Deux outils majeurs, qui seront finalement activés en septembre prochain dans plusieurs pays pilotes : le Brésil, l’Indonésie, Singapour et la Thaïlande. Passés les quelques mois destinés à éprouver le système et ses potentiels bénéfices sur la sécurité des utilisateurs et utilisatrices, Google prévoit de le déployer dans le monde entier durant toute l’année 2027.

Android sideloading timelime
©Google

Une communauté furieuse

Google, conscient du caractère incendiaire de sa décision, assure que l’immense majorité des applications, mêmes hors du Play Store, sont déjà signées de la part de développeurs et développeuses authentifiées, autorisées par le système. Autrement dit : même si cela sonne comme une restriction des libertés des consommateurs, la plupart n’aura même pas conscience des changements. Mais, pour la communauté des bidouilleurs et des passionné·es, ça ne prend pas.

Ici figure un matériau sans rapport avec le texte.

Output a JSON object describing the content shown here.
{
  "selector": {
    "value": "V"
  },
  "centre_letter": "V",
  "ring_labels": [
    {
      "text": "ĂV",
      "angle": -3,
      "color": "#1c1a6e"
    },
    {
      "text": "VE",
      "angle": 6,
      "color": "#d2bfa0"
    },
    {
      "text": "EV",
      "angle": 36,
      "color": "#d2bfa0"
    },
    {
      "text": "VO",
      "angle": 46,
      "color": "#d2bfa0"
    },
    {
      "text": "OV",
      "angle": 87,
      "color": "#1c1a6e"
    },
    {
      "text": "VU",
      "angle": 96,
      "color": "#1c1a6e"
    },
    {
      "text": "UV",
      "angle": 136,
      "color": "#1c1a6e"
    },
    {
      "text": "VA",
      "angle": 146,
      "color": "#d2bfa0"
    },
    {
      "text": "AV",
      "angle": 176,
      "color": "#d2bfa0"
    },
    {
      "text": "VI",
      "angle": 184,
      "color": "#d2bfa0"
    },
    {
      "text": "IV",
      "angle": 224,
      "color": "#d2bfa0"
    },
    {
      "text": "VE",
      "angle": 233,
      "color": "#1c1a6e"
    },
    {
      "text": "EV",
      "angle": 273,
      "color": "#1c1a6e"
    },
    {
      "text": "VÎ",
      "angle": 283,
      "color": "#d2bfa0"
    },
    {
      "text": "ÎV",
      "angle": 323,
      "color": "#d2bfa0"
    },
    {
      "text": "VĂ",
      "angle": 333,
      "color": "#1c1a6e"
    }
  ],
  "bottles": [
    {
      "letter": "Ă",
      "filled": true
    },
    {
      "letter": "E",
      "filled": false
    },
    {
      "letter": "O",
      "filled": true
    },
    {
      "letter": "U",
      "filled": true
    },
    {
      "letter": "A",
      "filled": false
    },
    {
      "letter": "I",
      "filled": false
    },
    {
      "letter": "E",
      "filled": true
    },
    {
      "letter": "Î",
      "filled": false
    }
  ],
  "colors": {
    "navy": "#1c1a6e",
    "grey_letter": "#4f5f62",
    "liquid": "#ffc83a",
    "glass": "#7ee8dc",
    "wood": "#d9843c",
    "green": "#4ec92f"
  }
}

Le collectif Keep Android Open y voit toujours un « piège » qui ne fera que se refermer sur les utilisateurs et utilisatrices à chaque nouvelle version d’Android. Dans le texte de sa pétition, le groupe exprime notamment sa crainte que cela donne des idées à d’autres grands de la tech, dans un contexte déjà critique pour la défense des libertés individuelles en ligne (vérification d’âge, fin de l’anonymat, interdiction des réseaux sociaux aux plus jeunes…). Le collectif détaille son engagement et ses revendications, en français, à cette adresse.

Une situation pour le moins paradoxale, alors que, de l’autre côté, Apple ne fait qu’ouvrir davantage son système iOS sous les invitations appuyées de la Commission européenne et la menace d’une lourde amende dans le cadre du Digital Markets Act.